If SpaceX can rig up an Main Propulsion System (MPS) for the Dragon (maybe a knock-off of the pressure-fed Kestrel engine used on the small Falcon-1), it might even be useful as a crew transfer vehicle for cis-Lunar space, enabling NASA to concentrate SLS on throwing large cargoes (including Boeing's proposed ultra-simple lander) to the Moon or cis-Lunar space. As crewed Falcon Heavy will launch from LC-39A (and any NASA supporting mission will probably have NASA decals on the spacecraft), NASA will be able to claim with a straight face that it is a 'NASA vehicle and mission'.

It would be kind of ironic if the oft-derided CLV/CaLV launch profile happens after all, just with Falcon-9/-Heavy as Crew Launch Vehicle (CLV) and SLS as Cargo Launch Vehicle (CaLV) instead of Ares-I and -V (Yes, I'm suggesting that Falcon-9 could launch a Lunar Dragon to LEO to meet up with the lunar lander and EUS).

DuneCanid:
I was eight years old when Armstrong took his "one small step". First time i got to stay up past 8pm.

This country does not lack the technology, or the people, or the money to go back to the moon. Even the orbital junkpile that is a Kessler event waiting to happen is not an impediment. What this country (and maybe even the planet) lack is the WILL.

This isn't worrying about falling off the edge of the world, like a fair share of Columbus's crews worried about.

The Admiral wrote about Lunar travel limited by the tech of his day. I have to think that he passed away utterly astonished that we hadn't been back. (He died in 1988.) The tech of this day and age is way more than enough to do what exploration in the past only did in limited amounts: advance parties.

It is possible to gun stuff at the moon in either fast or slow orbits and make controlled landings. And with those landings, probes could be deployed. WORKING probes, able to deploy equipment for later live crews, conduct surveys... even BUILD from lunar regolith.

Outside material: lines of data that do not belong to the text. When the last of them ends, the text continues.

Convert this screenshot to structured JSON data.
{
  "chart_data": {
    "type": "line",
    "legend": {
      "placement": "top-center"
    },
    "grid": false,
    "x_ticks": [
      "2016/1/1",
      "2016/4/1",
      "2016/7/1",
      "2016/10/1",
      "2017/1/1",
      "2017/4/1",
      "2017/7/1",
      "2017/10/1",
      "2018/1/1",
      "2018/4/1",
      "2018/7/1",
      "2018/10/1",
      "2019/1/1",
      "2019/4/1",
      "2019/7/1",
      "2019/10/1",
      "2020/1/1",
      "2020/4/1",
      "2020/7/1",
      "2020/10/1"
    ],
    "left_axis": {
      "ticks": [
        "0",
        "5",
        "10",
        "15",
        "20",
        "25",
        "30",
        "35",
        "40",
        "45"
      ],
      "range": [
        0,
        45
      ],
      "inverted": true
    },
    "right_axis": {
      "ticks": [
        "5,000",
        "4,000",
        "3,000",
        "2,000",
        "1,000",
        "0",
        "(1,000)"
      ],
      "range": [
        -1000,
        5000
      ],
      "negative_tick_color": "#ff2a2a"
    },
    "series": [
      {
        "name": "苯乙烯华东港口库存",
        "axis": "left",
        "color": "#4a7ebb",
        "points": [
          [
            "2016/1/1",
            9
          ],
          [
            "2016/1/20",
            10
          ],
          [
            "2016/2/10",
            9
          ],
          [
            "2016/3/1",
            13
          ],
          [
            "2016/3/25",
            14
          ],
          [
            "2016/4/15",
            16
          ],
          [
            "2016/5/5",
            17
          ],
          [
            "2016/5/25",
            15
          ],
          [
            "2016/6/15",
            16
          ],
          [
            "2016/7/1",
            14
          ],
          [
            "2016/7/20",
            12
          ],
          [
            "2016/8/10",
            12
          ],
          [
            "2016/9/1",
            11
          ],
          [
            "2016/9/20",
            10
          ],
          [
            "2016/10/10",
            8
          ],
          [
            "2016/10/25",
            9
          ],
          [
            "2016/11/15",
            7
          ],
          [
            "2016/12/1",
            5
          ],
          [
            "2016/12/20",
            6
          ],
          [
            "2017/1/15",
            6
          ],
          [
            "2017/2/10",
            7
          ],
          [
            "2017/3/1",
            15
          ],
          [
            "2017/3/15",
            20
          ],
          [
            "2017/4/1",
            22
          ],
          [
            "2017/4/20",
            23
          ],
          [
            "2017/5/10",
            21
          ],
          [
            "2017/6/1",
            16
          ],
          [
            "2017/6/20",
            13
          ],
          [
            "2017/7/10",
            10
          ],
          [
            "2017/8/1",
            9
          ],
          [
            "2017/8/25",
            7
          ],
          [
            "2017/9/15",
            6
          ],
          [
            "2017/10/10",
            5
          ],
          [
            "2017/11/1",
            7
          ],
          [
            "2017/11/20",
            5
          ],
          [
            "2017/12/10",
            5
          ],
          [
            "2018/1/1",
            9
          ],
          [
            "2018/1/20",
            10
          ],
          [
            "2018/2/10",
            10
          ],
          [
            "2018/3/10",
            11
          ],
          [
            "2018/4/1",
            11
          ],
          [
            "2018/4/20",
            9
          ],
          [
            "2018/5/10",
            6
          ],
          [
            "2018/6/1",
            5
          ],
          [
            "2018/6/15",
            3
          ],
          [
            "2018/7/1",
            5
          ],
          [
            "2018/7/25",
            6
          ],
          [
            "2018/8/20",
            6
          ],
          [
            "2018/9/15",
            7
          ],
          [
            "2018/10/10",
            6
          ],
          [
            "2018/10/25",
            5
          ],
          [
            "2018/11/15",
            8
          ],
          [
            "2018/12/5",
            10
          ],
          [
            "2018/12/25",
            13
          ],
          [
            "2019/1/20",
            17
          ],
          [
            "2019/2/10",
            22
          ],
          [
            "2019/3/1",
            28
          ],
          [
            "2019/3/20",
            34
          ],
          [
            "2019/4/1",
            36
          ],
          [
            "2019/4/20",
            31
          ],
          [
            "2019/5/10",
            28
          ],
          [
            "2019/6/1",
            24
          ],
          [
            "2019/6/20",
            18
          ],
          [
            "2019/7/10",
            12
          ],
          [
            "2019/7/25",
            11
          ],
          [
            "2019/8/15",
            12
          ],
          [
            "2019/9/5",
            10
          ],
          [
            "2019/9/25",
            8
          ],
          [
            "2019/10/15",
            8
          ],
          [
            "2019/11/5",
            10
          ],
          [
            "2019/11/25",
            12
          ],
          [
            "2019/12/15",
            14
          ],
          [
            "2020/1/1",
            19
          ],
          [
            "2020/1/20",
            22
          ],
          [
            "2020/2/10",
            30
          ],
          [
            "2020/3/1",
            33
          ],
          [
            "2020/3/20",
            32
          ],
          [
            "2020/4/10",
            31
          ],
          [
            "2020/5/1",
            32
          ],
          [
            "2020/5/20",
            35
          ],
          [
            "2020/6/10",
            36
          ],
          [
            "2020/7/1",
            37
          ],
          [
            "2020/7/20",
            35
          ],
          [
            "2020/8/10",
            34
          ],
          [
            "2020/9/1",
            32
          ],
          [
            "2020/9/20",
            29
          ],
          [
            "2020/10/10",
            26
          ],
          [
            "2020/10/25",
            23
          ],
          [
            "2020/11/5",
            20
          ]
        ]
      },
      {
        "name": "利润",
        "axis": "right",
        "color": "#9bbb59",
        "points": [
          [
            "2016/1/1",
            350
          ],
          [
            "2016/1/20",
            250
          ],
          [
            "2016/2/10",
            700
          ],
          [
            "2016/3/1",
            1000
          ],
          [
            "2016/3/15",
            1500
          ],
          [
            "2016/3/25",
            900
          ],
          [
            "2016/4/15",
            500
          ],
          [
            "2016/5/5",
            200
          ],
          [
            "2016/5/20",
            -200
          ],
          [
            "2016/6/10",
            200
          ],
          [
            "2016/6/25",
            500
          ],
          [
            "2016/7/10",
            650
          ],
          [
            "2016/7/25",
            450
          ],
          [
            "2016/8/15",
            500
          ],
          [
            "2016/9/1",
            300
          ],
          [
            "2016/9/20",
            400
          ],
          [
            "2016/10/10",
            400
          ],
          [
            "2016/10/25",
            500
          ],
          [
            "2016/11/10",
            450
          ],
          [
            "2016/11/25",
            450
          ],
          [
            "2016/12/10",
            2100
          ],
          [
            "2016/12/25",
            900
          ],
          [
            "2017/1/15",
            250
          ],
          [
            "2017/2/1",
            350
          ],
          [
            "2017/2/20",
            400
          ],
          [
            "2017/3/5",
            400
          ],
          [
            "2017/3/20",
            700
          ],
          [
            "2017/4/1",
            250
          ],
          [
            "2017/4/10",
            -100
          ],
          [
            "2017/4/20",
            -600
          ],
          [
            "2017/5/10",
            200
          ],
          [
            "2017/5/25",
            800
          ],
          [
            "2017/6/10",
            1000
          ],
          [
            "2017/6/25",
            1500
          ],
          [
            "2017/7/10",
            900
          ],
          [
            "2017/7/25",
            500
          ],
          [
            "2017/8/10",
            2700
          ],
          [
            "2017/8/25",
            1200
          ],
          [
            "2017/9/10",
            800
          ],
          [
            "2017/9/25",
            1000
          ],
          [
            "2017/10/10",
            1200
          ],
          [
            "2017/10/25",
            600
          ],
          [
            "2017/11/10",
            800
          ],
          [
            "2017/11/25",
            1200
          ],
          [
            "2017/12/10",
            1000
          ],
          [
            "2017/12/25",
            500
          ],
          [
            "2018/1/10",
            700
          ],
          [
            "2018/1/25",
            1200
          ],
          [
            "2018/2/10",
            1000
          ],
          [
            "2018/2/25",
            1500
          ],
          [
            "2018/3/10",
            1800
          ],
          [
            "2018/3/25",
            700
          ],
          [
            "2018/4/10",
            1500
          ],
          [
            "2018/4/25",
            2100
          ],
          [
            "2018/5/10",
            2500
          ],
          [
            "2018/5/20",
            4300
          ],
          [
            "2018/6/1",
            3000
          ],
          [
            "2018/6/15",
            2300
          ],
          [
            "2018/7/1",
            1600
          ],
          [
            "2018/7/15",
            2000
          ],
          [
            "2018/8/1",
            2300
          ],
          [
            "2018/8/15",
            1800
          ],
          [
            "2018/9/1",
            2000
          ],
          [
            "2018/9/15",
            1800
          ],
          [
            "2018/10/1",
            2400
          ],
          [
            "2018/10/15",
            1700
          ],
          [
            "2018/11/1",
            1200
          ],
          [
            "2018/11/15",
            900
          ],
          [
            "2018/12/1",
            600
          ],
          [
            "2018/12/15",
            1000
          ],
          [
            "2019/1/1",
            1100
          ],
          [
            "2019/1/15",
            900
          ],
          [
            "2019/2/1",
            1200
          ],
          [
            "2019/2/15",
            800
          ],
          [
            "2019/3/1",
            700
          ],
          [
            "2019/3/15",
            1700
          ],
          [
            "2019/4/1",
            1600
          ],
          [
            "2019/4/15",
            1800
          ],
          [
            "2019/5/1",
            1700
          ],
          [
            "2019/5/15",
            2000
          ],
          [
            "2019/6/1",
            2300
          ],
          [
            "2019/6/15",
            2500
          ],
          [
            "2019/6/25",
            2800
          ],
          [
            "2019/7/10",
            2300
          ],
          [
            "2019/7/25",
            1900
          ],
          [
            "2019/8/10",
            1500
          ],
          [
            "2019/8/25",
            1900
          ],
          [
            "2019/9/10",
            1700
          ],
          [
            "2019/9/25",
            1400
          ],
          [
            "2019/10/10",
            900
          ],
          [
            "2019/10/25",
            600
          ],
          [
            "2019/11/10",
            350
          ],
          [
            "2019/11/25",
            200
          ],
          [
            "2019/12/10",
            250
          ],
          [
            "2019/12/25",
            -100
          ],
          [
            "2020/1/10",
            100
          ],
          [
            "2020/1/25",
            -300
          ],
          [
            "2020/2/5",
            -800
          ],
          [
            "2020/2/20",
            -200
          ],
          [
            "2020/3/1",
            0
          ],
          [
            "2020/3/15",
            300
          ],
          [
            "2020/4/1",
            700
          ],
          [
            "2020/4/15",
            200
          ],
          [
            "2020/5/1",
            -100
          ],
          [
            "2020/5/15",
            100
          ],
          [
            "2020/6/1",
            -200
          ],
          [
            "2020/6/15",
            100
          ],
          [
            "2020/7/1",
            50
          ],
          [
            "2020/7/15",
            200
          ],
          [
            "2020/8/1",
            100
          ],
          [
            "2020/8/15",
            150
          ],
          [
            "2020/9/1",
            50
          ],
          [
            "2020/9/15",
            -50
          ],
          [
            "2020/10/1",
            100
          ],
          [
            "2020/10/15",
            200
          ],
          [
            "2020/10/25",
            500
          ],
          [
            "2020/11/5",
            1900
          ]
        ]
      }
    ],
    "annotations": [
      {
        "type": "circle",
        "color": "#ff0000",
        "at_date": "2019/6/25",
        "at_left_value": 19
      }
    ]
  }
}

These things are absolutely possible at a mere 400,000 kilometer range. Proof of that is on the surface of Mars, in the shape of the active Mars Exploration Rover Opportunity and the sadly nonfunctioning Spirit. These devices were only supposed to work for ninety days. Spirit worked for over 2000 days before failure... and Opportunity has done more than TWICE that, and is still working. This all being done  with solar power, on a planet subject to dust storms, wind speeds, abrasive fines, and orbital mechanics that makes for long periods of radio down time. For the same money and launchers, I'd bet a DOZEN larger, more robust rovers could have been on the moon. And more than just science packages. Construction... and even repair of each other... or get REALLY ambitious and go to the cold war era probe sites and see how they stood the test of time.

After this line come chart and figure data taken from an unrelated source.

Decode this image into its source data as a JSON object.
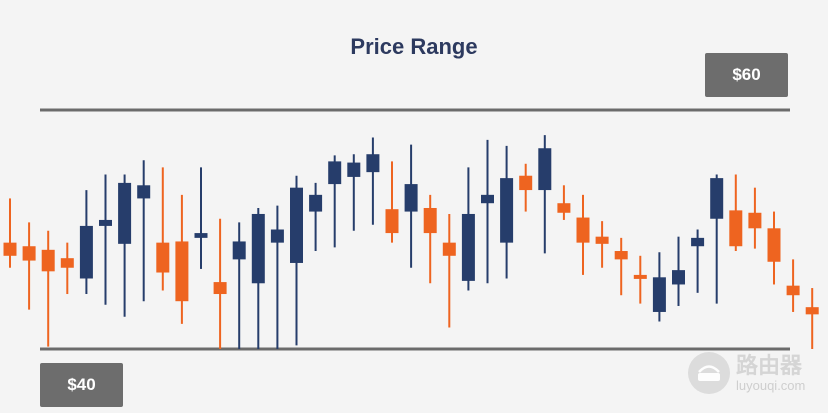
{
  "chart_data": {
    "type": "candlestick",
    "title": "Price Range",
    "resistance": {
      "value": 60,
      "label": "$60"
    },
    "support": {
      "value": 40,
      "label": "$40"
    },
    "ylim": [
      40,
      60
    ],
    "colors": {
      "up": "#263d6b",
      "down": "#ee6420",
      "line": "#6b6b6b",
      "title": "#2d3a5f"
    },
    "candles": [
      {
        "open": 48.9,
        "close": 47.8,
        "high": 52.6,
        "low": 46.8,
        "dir": "down"
      },
      {
        "open": 48.6,
        "close": 47.4,
        "high": 50.6,
        "low": 43.3,
        "dir": "down"
      },
      {
        "open": 48.3,
        "close": 46.5,
        "high": 49.9,
        "low": 40.2,
        "dir": "down"
      },
      {
        "open": 47.6,
        "close": 46.8,
        "high": 48.9,
        "low": 44.6,
        "dir": "down"
      },
      {
        "open": 45.9,
        "close": 50.3,
        "high": 53.3,
        "low": 44.6,
        "dir": "up"
      },
      {
        "open": 50.3,
        "close": 50.8,
        "high": 54.6,
        "low": 43.7,
        "dir": "up"
      },
      {
        "open": 48.8,
        "close": 53.9,
        "high": 54.6,
        "low": 42.7,
        "dir": "up"
      },
      {
        "open": 52.6,
        "close": 53.7,
        "high": 55.8,
        "low": 44.0,
        "dir": "up"
      },
      {
        "open": 48.9,
        "close": 46.4,
        "high": 55.2,
        "low": 44.9,
        "dir": "down"
      },
      {
        "open": 49.0,
        "close": 44.0,
        "high": 52.9,
        "low": 42.1,
        "dir": "down"
      },
      {
        "open": 49.3,
        "close": 49.7,
        "high": 55.2,
        "low": 46.7,
        "dir": "up"
      },
      {
        "open": 45.6,
        "close": 44.6,
        "high": 50.9,
        "low": 40.0,
        "dir": "down"
      },
      {
        "open": 47.5,
        "close": 49.0,
        "high": 50.6,
        "low": 40.0,
        "dir": "up"
      },
      {
        "open": 45.5,
        "close": 51.3,
        "high": 51.8,
        "low": 40.0,
        "dir": "up"
      },
      {
        "open": 48.9,
        "close": 50.0,
        "high": 52.0,
        "low": 40.0,
        "dir": "up"
      },
      {
        "open": 47.2,
        "close": 53.5,
        "high": 54.5,
        "low": 40.3,
        "dir": "up"
      },
      {
        "open": 51.5,
        "close": 52.9,
        "high": 53.9,
        "low": 48.2,
        "dir": "up"
      },
      {
        "open": 53.8,
        "close": 55.7,
        "high": 56.2,
        "low": 48.5,
        "dir": "up"
      },
      {
        "open": 54.4,
        "close": 55.6,
        "high": 56.3,
        "low": 49.9,
        "dir": "up"
      },
      {
        "open": 54.8,
        "close": 56.3,
        "high": 57.7,
        "low": 50.4,
        "dir": "up"
      },
      {
        "open": 51.7,
        "close": 49.7,
        "high": 55.7,
        "low": 48.9,
        "dir": "down"
      },
      {
        "open": 51.5,
        "close": 53.8,
        "high": 57.1,
        "low": 46.8,
        "dir": "up"
      },
      {
        "open": 51.8,
        "close": 49.7,
        "high": 52.9,
        "low": 45.5,
        "dir": "down"
      },
      {
        "open": 48.9,
        "close": 47.8,
        "high": 51.3,
        "low": 41.8,
        "dir": "down"
      },
      {
        "open": 45.7,
        "close": 51.3,
        "high": 55.2,
        "low": 44.9,
        "dir": "up"
      },
      {
        "open": 52.2,
        "close": 52.9,
        "high": 57.5,
        "low": 45.5,
        "dir": "up"
      },
      {
        "open": 48.9,
        "close": 54.3,
        "high": 57.0,
        "low": 45.9,
        "dir": "up"
      },
      {
        "open": 54.5,
        "close": 53.3,
        "high": 55.5,
        "low": 51.5,
        "dir": "down"
      },
      {
        "open": 53.3,
        "close": 56.8,
        "high": 57.9,
        "low": 48.0,
        "dir": "up"
      },
      {
        "open": 52.2,
        "close": 51.4,
        "high": 53.7,
        "low": 50.8,
        "dir": "down"
      },
      {
        "open": 51.0,
        "close": 48.9,
        "high": 52.9,
        "low": 46.2,
        "dir": "down"
      },
      {
        "open": 49.4,
        "close": 48.8,
        "high": 50.7,
        "low": 46.8,
        "dir": "down"
      },
      {
        "open": 48.2,
        "close": 47.5,
        "high": 49.3,
        "low": 44.5,
        "dir": "down"
      },
      {
        "open": 46.2,
        "close": 46.0,
        "high": 47.8,
        "low": 43.8,
        "dir": "down"
      },
      {
        "open": 43.1,
        "close": 46.0,
        "high": 48.1,
        "low": 42.3,
        "dir": "up"
      },
      {
        "open": 45.4,
        "close": 46.6,
        "high": 49.4,
        "low": 43.6,
        "dir": "up"
      },
      {
        "open": 48.6,
        "close": 49.3,
        "high": 50.0,
        "low": 44.7,
        "dir": "up"
      },
      {
        "open": 50.9,
        "close": 54.3,
        "high": 54.6,
        "low": 43.8,
        "dir": "up"
      },
      {
        "open": 51.6,
        "close": 48.6,
        "high": 54.6,
        "low": 48.2,
        "dir": "down"
      },
      {
        "open": 51.4,
        "close": 50.1,
        "high": 53.5,
        "low": 48.4,
        "dir": "down"
      },
      {
        "open": 50.1,
        "close": 47.3,
        "high": 51.5,
        "low": 45.4,
        "dir": "down"
      },
      {
        "open": 45.3,
        "close": 44.5,
        "high": 47.5,
        "low": 43.1,
        "dir": "down"
      },
      {
        "open": 43.5,
        "close": 42.9,
        "high": 45.1,
        "low": 40.0,
        "dir": "down"
      }
    ]
  },
  "watermark": {
    "cn": "路由器",
    "en": "luyouqi.com"
  }
}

Frustrated musings, perhaps.

 

Is it cold in here?:
Ohh, that would make me happy. I'd add another project along with the heavy construction work. If there's ice in polar craters, another good job for the robots would be to split it into hydrogen and oxygen and fill cylinders. It would be handy to having breathing materials and fuel cells ready to go when the humans arrive.

DuneCanid:

--- Quote from: Is it cold in here? on 15 Mar 2017, 00:21 ---Ohh, that would make me happy. I'd add another project along with the heavy construction work. If there's ice in polar craters, another good job for the robots would be to split it into hydrogen and oxygen and fill cylinders. It would be handy to having breathing materials and fuel cells ready to go when the humans arrive.

--- End quote ---

The Byrd Crater Hypothesis. Better to confirm the resource is there before building something to use it.

First thing on the moon for building should be mirrors and solar arrays. If what I saw of the Apollo data on the regolith is what I think I saw,  boil out the oxygen using mirrors for heating and shade for cooling. The industrial chemical groups woefully under represented on the moon are chlorides, nitrates and hydrates 

BenRG:
It's amazing what you can do if you decide to use human biological waste products in the area of increasing the chemical diversity of an extraterrestrial planetary body.